Bringing it Back

A USC Marshall transfer student helps bring the Latino Business Students Assoc. back to vibrancy

February 28, 2019

When Aaron “A.J.” Eckstein transferred into USC Marshall as a sophomore after spending a year at Santa Monica City College, he couldn’t have been more elated. It was a lifelong dream come true.

Except something was missing. Eckstein, whose mother grew up in Mexico City, wondered why there was no Latinx student business organization for students like him.

Turns out there had been. The Latino Business Student Association (LBSA) had been founded in 1978, but had become inactive without consistent leadership.

Eckstein saw the opportunity and didn’t hesitate. While still learning his way around campus, he relaunched the LBSA, with the help of El Centro Chicano director Billy Vela and associate professor of management and organization Jody Tolan.

“These companies are getting serious on diversity and inclusion. It’s very important for them to recruit the best diverse students they can." -- Aaron "A.J." Eckstein, President, Latino Business Student Association

“I was thrilled when A.J. came to meet me wanting to rejuvenate the LBSA,” said Tolan. “His energy and enthusiasm—and unique skill set—has been instrumental in rebuilding an essential and important student organization at Marshall that brings together a diverse group of undergraduates in building community and opportunity.”

One year later, the LBSA is one of the largest student orgs at USC Marshall, with more than 160 members, a 14-person board, and corporate sponsors including the Boston Consulting Group (BCG), Ernst & Young (EY), Oracle, and Union Bank.

The Value Proposition

How did Eckstein and his board members get such elite companies to sponsor an organization that was still reestablishing itself on campus? He cold-called them and sold them on the value add.

“These companies are getting serious on diversity and inclusion,” he said. “It’s very important for them to recruit the best diverse students they can. We give them access to the best Trojans, and if those Trojans are also diverse, even better for them.”

It’s a win for students as well: On Feb. 13, the LBSA held a private professional mixer with Bain & Co. About 40 LSBA members had the opportunity to network with seven Bain professionals, including partners, recruiters, consultants and interns.

A week later, Bain & Co. returned for a USC-wide event. “There were hundreds of students there and they were not able to talk to the professionals in an intimate setting,” said Eckstein.

Members enjoy weekly professional events, outings, access to mentors and internship and job information. As a bonus: “There’s always great food at our events,” Eckstein points out. Membership dues pays for that, as well as the outreach and marketing efforts.

The Best and the Brightest

While the club is housed at Marshall, membership is open to all students, regardless of major or background.

Members recently were invited to an office meet & greet at the Boston Consulting Group (BCG) office. They put on their best suits, readied their resumes, and arrived at its DTLA 52nd floor office for an informal (yet catered) meeting.

“BCG rarely has events at USC, but they do with the LBSA,” said Eckstein.
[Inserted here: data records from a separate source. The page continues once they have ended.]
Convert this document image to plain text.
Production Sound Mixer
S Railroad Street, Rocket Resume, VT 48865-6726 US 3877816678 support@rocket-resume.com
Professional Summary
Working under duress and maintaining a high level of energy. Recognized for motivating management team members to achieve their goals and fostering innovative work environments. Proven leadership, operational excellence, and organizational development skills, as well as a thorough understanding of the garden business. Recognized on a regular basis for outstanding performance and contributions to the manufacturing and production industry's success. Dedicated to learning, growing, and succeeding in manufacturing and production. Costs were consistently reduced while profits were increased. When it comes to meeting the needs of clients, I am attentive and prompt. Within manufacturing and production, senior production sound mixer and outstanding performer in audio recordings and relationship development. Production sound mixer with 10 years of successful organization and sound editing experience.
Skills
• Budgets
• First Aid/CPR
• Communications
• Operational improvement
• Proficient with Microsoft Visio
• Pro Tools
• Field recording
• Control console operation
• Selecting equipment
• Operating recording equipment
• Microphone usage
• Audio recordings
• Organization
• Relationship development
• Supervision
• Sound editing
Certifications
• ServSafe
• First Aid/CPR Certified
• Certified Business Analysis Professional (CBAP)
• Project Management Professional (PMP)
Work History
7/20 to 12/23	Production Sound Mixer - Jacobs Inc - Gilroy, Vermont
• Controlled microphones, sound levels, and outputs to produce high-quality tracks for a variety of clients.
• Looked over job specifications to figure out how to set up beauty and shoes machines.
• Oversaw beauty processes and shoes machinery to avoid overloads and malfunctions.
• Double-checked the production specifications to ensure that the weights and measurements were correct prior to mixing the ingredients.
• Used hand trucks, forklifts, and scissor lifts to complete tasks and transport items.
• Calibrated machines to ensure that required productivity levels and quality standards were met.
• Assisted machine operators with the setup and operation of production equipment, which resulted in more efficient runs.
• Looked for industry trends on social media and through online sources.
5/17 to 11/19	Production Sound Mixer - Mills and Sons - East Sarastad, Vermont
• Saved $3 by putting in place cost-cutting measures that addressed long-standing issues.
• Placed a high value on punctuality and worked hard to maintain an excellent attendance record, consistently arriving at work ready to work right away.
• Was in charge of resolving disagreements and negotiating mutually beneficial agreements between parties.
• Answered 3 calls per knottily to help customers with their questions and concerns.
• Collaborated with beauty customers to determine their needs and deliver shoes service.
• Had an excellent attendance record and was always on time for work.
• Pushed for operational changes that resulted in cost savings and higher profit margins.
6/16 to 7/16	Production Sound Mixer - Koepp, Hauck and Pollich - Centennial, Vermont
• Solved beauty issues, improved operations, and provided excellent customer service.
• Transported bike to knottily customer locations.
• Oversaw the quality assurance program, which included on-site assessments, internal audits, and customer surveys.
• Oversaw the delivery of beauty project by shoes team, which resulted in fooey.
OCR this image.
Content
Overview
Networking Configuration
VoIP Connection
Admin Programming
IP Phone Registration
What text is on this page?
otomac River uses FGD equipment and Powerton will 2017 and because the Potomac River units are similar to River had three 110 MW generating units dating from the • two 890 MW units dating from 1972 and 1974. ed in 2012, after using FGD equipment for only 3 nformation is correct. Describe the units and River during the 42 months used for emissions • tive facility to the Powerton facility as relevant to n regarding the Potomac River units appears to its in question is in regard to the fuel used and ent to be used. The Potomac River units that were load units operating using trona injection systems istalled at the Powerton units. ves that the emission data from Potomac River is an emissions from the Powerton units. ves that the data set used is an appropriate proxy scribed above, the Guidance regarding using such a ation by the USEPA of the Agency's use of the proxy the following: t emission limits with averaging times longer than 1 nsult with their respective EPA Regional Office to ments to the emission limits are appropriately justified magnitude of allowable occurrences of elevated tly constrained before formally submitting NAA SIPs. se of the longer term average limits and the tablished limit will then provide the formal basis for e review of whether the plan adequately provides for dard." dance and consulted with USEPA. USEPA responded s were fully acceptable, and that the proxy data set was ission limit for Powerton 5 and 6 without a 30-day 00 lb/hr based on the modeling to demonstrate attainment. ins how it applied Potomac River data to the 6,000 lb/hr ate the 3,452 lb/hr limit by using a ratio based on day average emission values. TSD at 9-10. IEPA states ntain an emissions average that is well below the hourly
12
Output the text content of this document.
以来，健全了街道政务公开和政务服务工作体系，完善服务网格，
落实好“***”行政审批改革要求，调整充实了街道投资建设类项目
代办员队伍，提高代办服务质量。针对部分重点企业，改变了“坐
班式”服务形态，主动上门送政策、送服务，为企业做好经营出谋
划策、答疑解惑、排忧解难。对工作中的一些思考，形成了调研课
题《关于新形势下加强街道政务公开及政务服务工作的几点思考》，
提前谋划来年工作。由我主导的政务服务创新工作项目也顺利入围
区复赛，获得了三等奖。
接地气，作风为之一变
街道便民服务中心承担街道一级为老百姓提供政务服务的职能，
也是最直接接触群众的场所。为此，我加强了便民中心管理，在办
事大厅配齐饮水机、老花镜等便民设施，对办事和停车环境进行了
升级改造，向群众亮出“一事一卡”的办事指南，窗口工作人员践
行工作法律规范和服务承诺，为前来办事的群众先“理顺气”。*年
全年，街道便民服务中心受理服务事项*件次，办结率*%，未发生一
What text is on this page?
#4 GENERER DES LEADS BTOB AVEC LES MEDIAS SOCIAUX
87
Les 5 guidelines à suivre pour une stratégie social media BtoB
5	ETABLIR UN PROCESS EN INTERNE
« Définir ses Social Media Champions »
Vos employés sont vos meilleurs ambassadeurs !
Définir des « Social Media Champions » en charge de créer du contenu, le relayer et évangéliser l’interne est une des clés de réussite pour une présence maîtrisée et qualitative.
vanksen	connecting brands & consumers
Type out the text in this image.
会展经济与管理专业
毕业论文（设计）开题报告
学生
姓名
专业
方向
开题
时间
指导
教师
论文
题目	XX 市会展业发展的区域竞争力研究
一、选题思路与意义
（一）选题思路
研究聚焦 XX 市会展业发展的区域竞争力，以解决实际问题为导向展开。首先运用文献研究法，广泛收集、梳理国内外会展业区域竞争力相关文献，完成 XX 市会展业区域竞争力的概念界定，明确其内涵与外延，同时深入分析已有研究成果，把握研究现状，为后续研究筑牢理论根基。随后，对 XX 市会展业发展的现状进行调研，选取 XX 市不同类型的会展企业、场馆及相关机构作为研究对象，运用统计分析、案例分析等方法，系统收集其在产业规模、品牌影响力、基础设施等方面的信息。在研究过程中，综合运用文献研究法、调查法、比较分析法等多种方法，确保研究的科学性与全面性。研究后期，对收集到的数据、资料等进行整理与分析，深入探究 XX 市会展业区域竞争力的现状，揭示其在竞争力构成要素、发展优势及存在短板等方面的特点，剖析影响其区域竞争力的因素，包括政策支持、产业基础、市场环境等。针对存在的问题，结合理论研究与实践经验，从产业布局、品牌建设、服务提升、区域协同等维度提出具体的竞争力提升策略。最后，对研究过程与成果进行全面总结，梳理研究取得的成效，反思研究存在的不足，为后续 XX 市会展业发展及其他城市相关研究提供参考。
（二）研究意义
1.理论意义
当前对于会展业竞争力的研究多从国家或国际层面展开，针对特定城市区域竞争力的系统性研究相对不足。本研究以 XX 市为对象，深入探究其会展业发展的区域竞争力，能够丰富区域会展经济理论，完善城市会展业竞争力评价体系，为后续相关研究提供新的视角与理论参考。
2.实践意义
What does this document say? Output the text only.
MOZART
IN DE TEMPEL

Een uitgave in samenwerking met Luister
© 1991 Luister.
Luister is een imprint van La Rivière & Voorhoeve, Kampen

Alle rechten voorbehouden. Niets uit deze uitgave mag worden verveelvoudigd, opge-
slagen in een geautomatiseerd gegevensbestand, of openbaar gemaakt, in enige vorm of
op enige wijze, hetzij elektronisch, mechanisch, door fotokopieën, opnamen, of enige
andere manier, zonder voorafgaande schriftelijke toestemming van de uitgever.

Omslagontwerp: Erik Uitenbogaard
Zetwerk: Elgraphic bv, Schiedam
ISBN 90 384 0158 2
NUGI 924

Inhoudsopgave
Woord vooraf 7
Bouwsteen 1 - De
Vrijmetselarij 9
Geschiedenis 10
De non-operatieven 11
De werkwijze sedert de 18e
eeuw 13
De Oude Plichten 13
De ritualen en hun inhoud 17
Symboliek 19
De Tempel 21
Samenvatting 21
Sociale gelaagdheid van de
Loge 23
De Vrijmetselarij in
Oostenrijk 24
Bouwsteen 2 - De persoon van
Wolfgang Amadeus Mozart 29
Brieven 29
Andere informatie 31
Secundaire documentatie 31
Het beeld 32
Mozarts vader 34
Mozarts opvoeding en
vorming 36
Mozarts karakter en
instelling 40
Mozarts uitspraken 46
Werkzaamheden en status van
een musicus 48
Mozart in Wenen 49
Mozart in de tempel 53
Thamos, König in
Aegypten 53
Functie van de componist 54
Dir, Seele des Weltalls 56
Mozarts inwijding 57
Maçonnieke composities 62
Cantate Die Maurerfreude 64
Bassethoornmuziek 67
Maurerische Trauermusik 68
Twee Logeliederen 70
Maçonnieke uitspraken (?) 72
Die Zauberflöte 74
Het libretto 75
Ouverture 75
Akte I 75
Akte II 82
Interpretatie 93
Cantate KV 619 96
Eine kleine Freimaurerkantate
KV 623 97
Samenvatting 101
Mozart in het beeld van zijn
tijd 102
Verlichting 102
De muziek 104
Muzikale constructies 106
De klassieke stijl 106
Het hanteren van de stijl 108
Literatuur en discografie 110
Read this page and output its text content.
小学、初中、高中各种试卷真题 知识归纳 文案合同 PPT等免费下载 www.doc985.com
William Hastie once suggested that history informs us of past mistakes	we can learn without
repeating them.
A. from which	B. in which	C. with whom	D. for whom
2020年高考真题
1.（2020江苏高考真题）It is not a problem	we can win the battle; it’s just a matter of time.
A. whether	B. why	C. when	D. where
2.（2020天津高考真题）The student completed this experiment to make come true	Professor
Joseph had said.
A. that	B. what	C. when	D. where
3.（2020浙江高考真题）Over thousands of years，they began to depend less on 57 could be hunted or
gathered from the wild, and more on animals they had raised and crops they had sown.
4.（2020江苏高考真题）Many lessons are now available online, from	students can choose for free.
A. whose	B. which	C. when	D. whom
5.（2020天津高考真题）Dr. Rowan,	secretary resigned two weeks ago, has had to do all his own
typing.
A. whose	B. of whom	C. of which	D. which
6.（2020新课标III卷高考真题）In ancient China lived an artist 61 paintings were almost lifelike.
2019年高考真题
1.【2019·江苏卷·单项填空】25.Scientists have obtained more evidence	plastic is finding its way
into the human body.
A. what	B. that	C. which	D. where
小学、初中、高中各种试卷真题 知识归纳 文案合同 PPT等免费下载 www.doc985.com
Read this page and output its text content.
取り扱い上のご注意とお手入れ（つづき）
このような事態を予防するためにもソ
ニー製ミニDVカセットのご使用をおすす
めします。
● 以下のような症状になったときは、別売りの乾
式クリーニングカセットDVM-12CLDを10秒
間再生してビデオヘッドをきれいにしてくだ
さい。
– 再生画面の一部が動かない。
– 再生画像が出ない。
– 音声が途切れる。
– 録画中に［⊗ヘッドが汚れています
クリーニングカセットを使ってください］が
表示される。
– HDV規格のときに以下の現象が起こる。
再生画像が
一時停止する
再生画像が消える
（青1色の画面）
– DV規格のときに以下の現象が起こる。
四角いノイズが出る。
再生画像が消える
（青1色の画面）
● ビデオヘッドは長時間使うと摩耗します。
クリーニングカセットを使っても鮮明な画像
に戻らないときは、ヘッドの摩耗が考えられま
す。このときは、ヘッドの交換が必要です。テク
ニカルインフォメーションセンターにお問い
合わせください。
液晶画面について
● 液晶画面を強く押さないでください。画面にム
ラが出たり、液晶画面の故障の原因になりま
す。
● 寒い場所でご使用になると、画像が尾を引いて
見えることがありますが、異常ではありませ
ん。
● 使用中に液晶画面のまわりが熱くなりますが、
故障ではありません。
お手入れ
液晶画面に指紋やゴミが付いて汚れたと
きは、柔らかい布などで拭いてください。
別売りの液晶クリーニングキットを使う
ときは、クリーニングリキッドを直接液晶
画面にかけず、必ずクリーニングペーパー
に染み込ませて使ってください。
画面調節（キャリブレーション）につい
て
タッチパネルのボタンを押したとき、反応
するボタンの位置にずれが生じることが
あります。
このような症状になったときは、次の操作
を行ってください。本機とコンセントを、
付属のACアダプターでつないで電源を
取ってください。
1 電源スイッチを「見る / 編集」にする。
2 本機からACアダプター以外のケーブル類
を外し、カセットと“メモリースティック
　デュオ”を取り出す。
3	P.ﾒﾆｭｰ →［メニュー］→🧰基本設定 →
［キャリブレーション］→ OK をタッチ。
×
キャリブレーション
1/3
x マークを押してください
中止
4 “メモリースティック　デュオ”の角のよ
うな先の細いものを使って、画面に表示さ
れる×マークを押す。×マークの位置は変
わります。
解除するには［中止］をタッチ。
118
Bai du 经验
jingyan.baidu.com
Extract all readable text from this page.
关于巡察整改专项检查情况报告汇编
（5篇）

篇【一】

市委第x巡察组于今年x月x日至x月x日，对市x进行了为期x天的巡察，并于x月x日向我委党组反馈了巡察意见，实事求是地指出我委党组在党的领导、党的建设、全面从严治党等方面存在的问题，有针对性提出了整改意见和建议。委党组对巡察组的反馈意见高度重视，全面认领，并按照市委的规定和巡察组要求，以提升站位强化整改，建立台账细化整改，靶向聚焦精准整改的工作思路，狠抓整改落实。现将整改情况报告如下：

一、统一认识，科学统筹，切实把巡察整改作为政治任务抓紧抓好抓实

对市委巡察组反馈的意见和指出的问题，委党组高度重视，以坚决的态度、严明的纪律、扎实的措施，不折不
Last semester, the organization was able to bring in a BCG recruiter for yet another private networking session.

The students involved in LBSA stand out. Edgar Bustos, a first-generation American and college student triple majoring in economics, business administration and political science, was recently featured on the Google Blog for his role as president of the USC chapter of Questbridge, which matches high-achieving low-income students to full scholarships at elite universities.

Hector Garcia, a first generation college student and Norman Topping Scholar, is the vice president of marketing for LBSA.

Former VP of marketing Izzy Singer applied to an NBCUniversal internship opportunity advertised in the LBSA’s newsletter. Within a week she had the internship…and now a job at NBC4 news.

With the org now thriving, Eckstein and his board are laying succession plans.

“A lot of us executive board members will be seniors in the fall and we want to be available as advisors to the new, younger board,” he says. “We want to continue the momentum after we graduate.”